Dive Brief:
- A Louisiana Walgreens location did not allow a pregnant employee who was experiencing a medical emergency to take an unscheduled leave in violation of the Americans with Disabilities Act and Title VII of the Civil Rights Act of 1964, according to Sept. 28 allegations from the U.S. Equal Employment Opportunity Commission (EEOC v. Walgreens, No. 1:22-cv-5357 (W.D. La. Sept. 28, 2022)).
- Per the EEOC’s complaint, the pregnant worker, who also had previously disclosed and asked for accommodations for her conditions of diabetes and hypoglycemia, began spotting during a work shift — a common sign of miscarriage. She called her doctor and told her supervisor she needed to leave, but was told she needed to remain until a replacement could be found. Her supervisor allegedly said no replacement was available, that the worker was not a good fit now that she was pregnant and that she asked for too many accommodations. The worker resigned in order to see her doctor, EEOC said, and later learned she’d had a miscarriage.

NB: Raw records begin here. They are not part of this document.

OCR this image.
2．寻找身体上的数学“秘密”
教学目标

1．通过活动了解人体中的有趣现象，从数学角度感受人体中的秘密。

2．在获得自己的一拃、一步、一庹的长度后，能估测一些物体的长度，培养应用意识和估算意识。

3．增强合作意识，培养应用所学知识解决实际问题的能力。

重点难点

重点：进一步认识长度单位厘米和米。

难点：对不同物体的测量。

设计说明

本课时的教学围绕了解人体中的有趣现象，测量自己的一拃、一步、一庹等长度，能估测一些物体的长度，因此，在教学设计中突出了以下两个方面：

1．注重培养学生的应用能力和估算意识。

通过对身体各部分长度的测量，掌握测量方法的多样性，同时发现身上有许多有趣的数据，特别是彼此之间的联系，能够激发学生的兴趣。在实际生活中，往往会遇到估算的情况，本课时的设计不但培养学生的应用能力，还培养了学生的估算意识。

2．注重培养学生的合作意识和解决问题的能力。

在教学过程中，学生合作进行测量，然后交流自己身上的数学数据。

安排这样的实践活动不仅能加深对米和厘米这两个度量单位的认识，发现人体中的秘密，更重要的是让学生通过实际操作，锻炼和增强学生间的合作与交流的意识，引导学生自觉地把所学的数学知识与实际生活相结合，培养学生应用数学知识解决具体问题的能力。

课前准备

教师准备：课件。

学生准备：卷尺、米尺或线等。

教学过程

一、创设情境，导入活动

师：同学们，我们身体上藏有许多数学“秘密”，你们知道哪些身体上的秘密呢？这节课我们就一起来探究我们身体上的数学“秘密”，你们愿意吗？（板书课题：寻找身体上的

- “Employers must consider an employee’s request for reasonable accommodation, including a request for leave,” Rudy Sustaita, regional attorney for the EEOC’s Houston District Office, said the agency’s release. Walgreens declined to comment to HR Dive.
Dive Insight:
The EEOC’s suit falls at the cross section of a couple different compliance issues: pregnancy-related disability and leave as a reasonable accommodation.

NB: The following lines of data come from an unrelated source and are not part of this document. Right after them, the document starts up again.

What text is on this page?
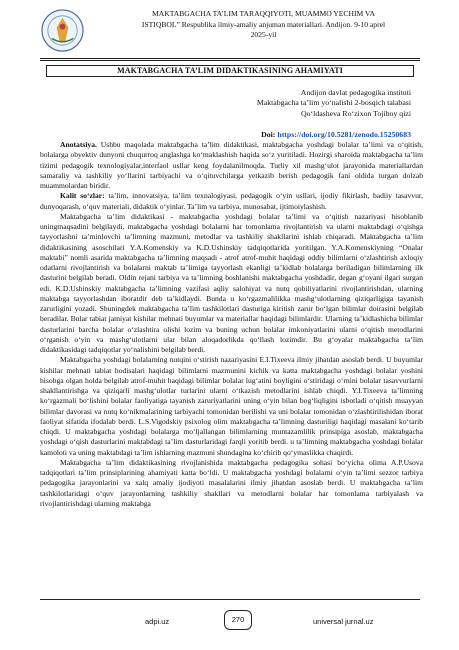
MAKTABGACHA TA’LIM TARAQQIYOTI, MUAMMO YECHIM VA
ISTIQBOL” Respublika ilmiy-amaliy anjuman materiallari. Andijon. 9-10 aprel
2025-yil
MAKTABGACHA TA’LIM DIDAKTIKASINING AHAMIYATI
Andijon davlat pedagogika instituti
Maktabgacha ta’lim yo‘nalishi 2-bosqich talabasi
Qo‘ldasheva Ro‘zixon Tojiboy qizi
Doi: https://doi.org/10.5281/zenodo.15250683

Anotatsiya. Ushbu maqolada maktabgacha ta’lim didaktikasi, maktabgacha yoshdagi bolalar ta’limi va o‘qitish, bolalarga obyektiv dunyoni chuqurroq anglashga ko‘maklashish haqida so‘z yuritiladi. Hozirgi sharoida maktabgacha ta’lim tizimi pedagogik texnologiyalar,interfaol usllar keng foydalanilmoqda. Turliy xil mashg‘ulot jarayonida materiallardan samaraliy va tashkiliy yo‘llarini tarbiyachi va o‘qituvchilarga yetkazib berish pedagogik fani oldida turgan dolzab muammolardan biridir.

Kalit so‘zlar: ta’lim, innovatsiya, ta’lim texnalogiyasi, pedagogik o‘yin usllari, ijodiy fikirlash, badiiy tasavvur, dunyoqarash, o‘quv materiali, didaktik o‘yinlar. Ta’lim va tarbiya, munosabat, ijtimoiylashish.

Maktabgacha ta’lim didaktikasi - maktabgacha yoshdagi bolalar ta’limi va o‘qitish nazariyasi hisoblanib uningmaqsadini belgilaydi, maktabgacha yoshdagi bolalarni har tomonlama rivojlantirish va ularni maktabdagi o‘qishga tayyorlashni ta’minlovchi ta’limning mazmuni, metodlar va tashkiliy shakllarini ishlab chiqaradi. Maktabgacha ta’lim didaktikasining asoschilari Y.A.Komenskiy va K.D.Ushinskiy tadqiqotlarida yoritilgan. Y.A.Komenskiyning “Onalar maktabi” nomli asarida maktabgacha ta’limning maqsadi - atrof atrof-muhit haqidagi oddiy bilimlarni o‘zlashtirish axloqiy odatlarni rivojlantirish va bolalarni maktab ta’limiga tayyorlash ekanligi ta’kidlab bolalarga beriladigan bilimlarning ilk dasturini belgilab beradi. Oldin rejani tarbiya va ta’limning boshlanishi maktabgacha yoshdadir, degan g‘oyani ilgari surgan edi. K.D.Ushinskiy maktabgacha ta’limning vazifasi aqliy salohiyat va nutq qobiliyatlarini rivojlantirishdan, ularning maktabga tayyorlashdan iboratdir deb ta’kidlaydi. Bunda u ko‘rgazmalilikka mashg‘ulotlarning qiziqarligiga tayanish zarurligini yozadi. Shuningdek maktabgacha ta’lim tashkilotlari dasturiga kiritish zarur bo‘lgan bilimlar doirasini belgilab beradilar. Bular tabiat jamiyat kishilar mehnati buyumlar va materiallar haqidagi bilimlardir. Ularning ta’kidlashicha bilimlar dasturlarini barcha bolalar o‘zlashtira olishi lozim va buning uchun bolalar imkoniyatlarini ularni o‘qitish metodlarini o‘rganish o‘yin va mashg‘ulotlarni ular bilan aloqadorlikda qo‘llash lozimdir. Bu g‘oyalar maktabgacha ta’lim didaktikasidagi tadqiqotlar yo‘nalishini belgilab berdi.

Maktabgacha yoshdagi bolalarning nutqini o‘stirish nazariyasini E.I.Tixeeva ilmiy jihatdan asoslab berdi. U buyumlar kishilar mehnati tabiat hodisalari haqidagi bilimlarni mazmunini kichik va katta maktabgacha yoshdagi bolalar yoshini hisobga olgan holda belgilab atrof-muhit haqidagi bilimlar bolalar lug‘atini boyligini o‘stiridagi o‘rnini bolalar tasavvurlarni shakllantirishga va qiziqarli mashg‘ulotlar turlarini ularni o‘tkazish metodlarini ishlab chiqdi. Y.I.Tixeeva ta’limning ko‘rgazmali bo‘lishini bolalar faoliyatiga tayanish zaruriyatlarini uning o‘yin bilan bog‘liqligini isbotladi o‘qitish muayyan bilimlar davorasi va nutq ko‘nikmalarining tarbiyachi tomonidan berilishi va uni bolalar tomonidan o‘zlashtirilishidan iborat faoliyat sifatida ifodalab berdi. L.S.Vigodskiy psixolog olim maktabgacha ta’limning dasturiligi haqidagi masalani ko‘tarib chiqdi. U maktabgacha yoshdagi bolalarga mo‘ljallangan bilimlarning muntazamlilik prinsipiga asoslab, maktabgacha yoshdagi o‘qish dasturlarini maktabdagi ta’lim dasturlaridagi farqli yoritib berdi. u ta’limning maktabgacha yoshdagi bolalar kamoloti va uning maktabdagi ta’lim ishlarning mazmuni shundagina ko‘chirib qo‘ymaslikka chaqirdi.

Maktabgacha ta’lim didaktikasining rivojlanishida maktabgacha pedagogika sohasi bo‘yicha olima A.P.Usova tadqiqotlari ta’lim prinsiplarining ahamiyati katta bo‘ldi. U maktabgacha yoshdagi bolalarni o‘yin ta’limi sezzor tarbiya pedagogika jarayonlarini va xalq amaliy ijodiyoti masalalarini ilmiy jihatdan asoslab berdi. U maktabgacha ta’lim tashkilotlaridagi o‘quv jarayonlarning tashkiliy shakllari va metodlarni bolalar har tomonlama tarbiyalash va rivojlantirishdagi ularning maktabga

adpi.uz	270	universal jurnal.uz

The EEOC has noted that while pregnancy itself is not a disability, pregnant workers may have pregnancy-related impairments that qualify as disabilities under the ADA. Common pregnancy-related impairments are temporary, such as gestational diabetes, pregnancy-related sciatica and preeclampsia, the EEOC said.

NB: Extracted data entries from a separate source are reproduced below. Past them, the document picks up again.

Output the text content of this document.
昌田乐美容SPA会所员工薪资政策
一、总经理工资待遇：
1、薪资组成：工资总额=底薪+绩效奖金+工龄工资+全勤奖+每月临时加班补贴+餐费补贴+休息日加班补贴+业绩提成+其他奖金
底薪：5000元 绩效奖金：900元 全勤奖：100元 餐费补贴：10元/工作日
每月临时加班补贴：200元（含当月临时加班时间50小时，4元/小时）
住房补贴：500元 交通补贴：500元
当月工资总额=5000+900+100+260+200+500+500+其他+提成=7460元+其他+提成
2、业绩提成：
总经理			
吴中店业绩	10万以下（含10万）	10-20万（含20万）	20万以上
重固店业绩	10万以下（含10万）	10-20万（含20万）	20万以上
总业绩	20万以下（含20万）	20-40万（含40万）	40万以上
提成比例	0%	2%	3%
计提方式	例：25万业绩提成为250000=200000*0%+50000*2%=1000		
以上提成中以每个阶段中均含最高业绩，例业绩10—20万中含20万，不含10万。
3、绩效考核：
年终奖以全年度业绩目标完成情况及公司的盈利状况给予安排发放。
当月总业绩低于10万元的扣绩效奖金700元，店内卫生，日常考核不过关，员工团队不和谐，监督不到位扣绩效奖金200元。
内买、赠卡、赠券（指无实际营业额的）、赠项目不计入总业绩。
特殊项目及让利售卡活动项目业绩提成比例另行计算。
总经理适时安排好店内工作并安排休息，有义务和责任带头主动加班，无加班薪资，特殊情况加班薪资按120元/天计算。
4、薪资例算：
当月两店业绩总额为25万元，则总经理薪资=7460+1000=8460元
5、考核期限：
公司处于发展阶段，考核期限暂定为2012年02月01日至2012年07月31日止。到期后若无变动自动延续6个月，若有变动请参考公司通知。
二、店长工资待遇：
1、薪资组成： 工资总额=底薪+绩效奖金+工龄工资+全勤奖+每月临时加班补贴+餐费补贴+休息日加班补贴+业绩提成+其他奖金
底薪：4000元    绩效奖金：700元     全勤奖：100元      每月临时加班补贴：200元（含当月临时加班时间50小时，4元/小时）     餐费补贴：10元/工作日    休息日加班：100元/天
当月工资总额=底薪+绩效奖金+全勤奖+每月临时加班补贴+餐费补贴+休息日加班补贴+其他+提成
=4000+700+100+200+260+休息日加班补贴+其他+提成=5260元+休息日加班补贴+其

According to a fact sheet from worker advocacy group A Better Balance, pregnant workers who experience or are at risk of miscarriage are entitled to a number of legal protections. In its complaint, EEOC regarded spotting and miscarriage as pregnancy-related conditions that entitle a worker to reasonable accommodation.
EEOC has laid out guidance for providing leave as a reasonable accommodation. An employer must consider providing unpaid leave if an employee with a disability requires it, the agency said, so long as such leave does not create undue hardship.
Further, “requests for leave related to disability can often fall under existing employer policies,” the guidance stated. “In those cases, the employer's obligation is to provide persons with disabilities access to those policies on equal terms as similarly situated individuals.”
Regardless of other factors, EEOC pointed out in its complaint that Walgreens has a policy relevant to the situation. “Walgreens ordinarily permits workers to leave if they are experiencing an emergency,” court documents said. “It is not unusual for the store manager and the shift lead to cover for a customer sales associate when a replacement is unavailable.”